Schritt 2:  Kichererbsentofu panieren

Zutaten

  • Kichererbsentofu
  • 2 – 4 EL Weizenmehl
  • Wasser
  • Prise Salz
  • Paniermehl oder andere Panade
  • pflanzliches Bratöl zB. Sonneblumen-/Rapsöl

Zubereitung

  1. Mehl mit Wasser mischen, bis eine dickliche Flüssigkeit entstanden ist und eine Prise Salz hinzugeben.
  2. Etwas Paniermehl auf ein flaches Tellerchen geben.
  3. Kichererbsentofu erst in die Mehl-Wasser-Mischung tauchen und dann in dem Paniermehl wenden, so, dass alle Seite von der Panade benetzt sind.
  4. Öl in die Pfanne geben, bis der Boden der Pfanne komplett bedeckt ist, die Pfanne dann erhitzen.
  5. Kichererbsentofu von allen Seiten anbraten, bis er eine goldbraune Kruste hat.
  6. Genießen!

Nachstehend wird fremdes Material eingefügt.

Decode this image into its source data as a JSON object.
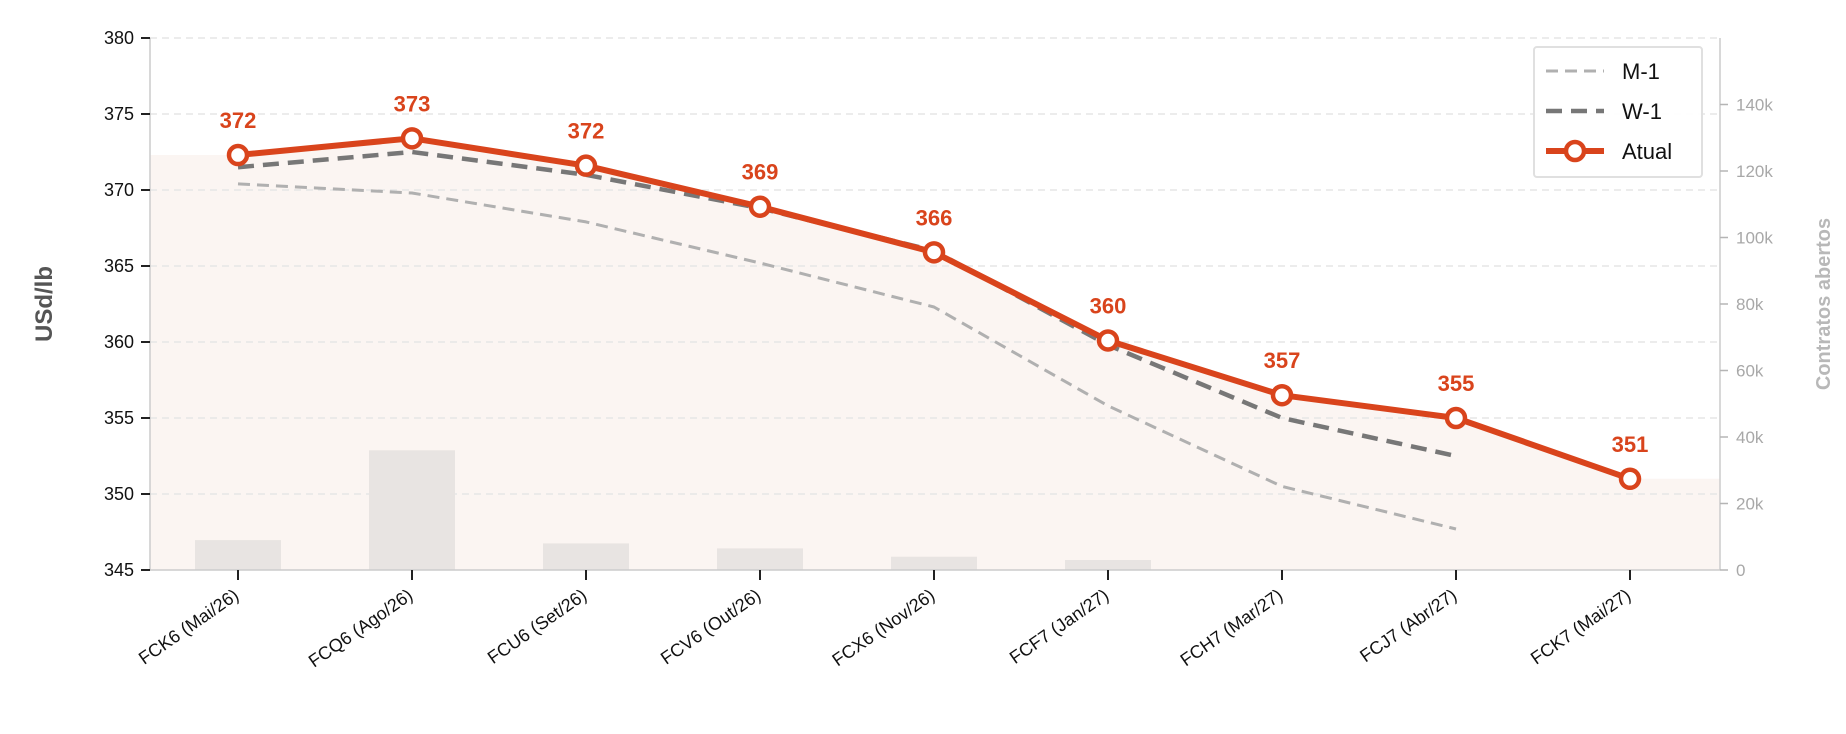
{
  "chart_data": {
    "type": "line",
    "categories": [
      "FCK6 (Mai/26)",
      "FCQ6 (Ago/26)",
      "FCU6 (Set/26)",
      "FCV6 (Out/26)",
      "FCX6 (Nov/26)",
      "FCF7 (Jan/27)",
      "FCH7 (Mar/27)",
      "FCJ7 (Abr/27)",
      "FCK7 (Mai/27)"
    ],
    "ylabel": "USd/lb",
    "ylim": [
      345,
      380
    ],
    "yticks": [
      345,
      350,
      355,
      360,
      365,
      370,
      375,
      380
    ],
    "y2label": "Contratos abertos",
    "y2lim": [
      0,
      160000
    ],
    "y2ticks": [
      0,
      20000,
      40000,
      60000,
      80000,
      100000,
      120000,
      140000
    ],
    "y2tick_labels": [
      "0",
      "20k",
      "40k",
      "60k",
      "80k",
      "100k",
      "120k",
      "140k"
    ],
    "grid": true,
    "legend_position": "top-right",
    "series": [
      {
        "name": "M-1",
        "style": "dashed-thin",
        "color": "#b0b0b0",
        "values": [
          370.4,
          369.8,
          367.9,
          365.2,
          362.3,
          355.8,
          350.5,
          347.7,
          null
        ]
      },
      {
        "name": "W-1",
        "style": "dashed-thick",
        "color": "#777777",
        "values": [
          371.5,
          372.5,
          371.0,
          368.8,
          366.0,
          359.8,
          355.0,
          352.5,
          null
        ]
      },
      {
        "name": "Atual",
        "style": "solid-marker",
        "color": "#d9441c",
        "values": [
          372.3,
          373.4,
          371.6,
          368.9,
          365.9,
          360.1,
          356.5,
          355.0,
          351.0
        ],
        "data_labels": [
          "372",
          "373",
          "372",
          "369",
          "366",
          "360",
          "357",
          "355",
          "351"
        ]
      }
    ],
    "open_interest": {
      "color": "#e8e4e2",
      "values": [
        9000,
        36000,
        8000,
        6500,
        4000,
        3000,
        0,
        0,
        0
      ]
    },
    "fill_color": "#fbf5f2"
  }
}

Der Kichererbsentofu schmeckt toll kalt auf Salaten oder warm als Beilage… oder du snackst ihn eben gleich so mit den Fingern!
Panierter Kichererbsentofu (8)
Von außen kross, von innen fluffig – so ist dein panierter Kichererbsentofu perfekt!

Schon ausprobiert? Wir waren alle begeistert von diesen kleinen Würfelchen!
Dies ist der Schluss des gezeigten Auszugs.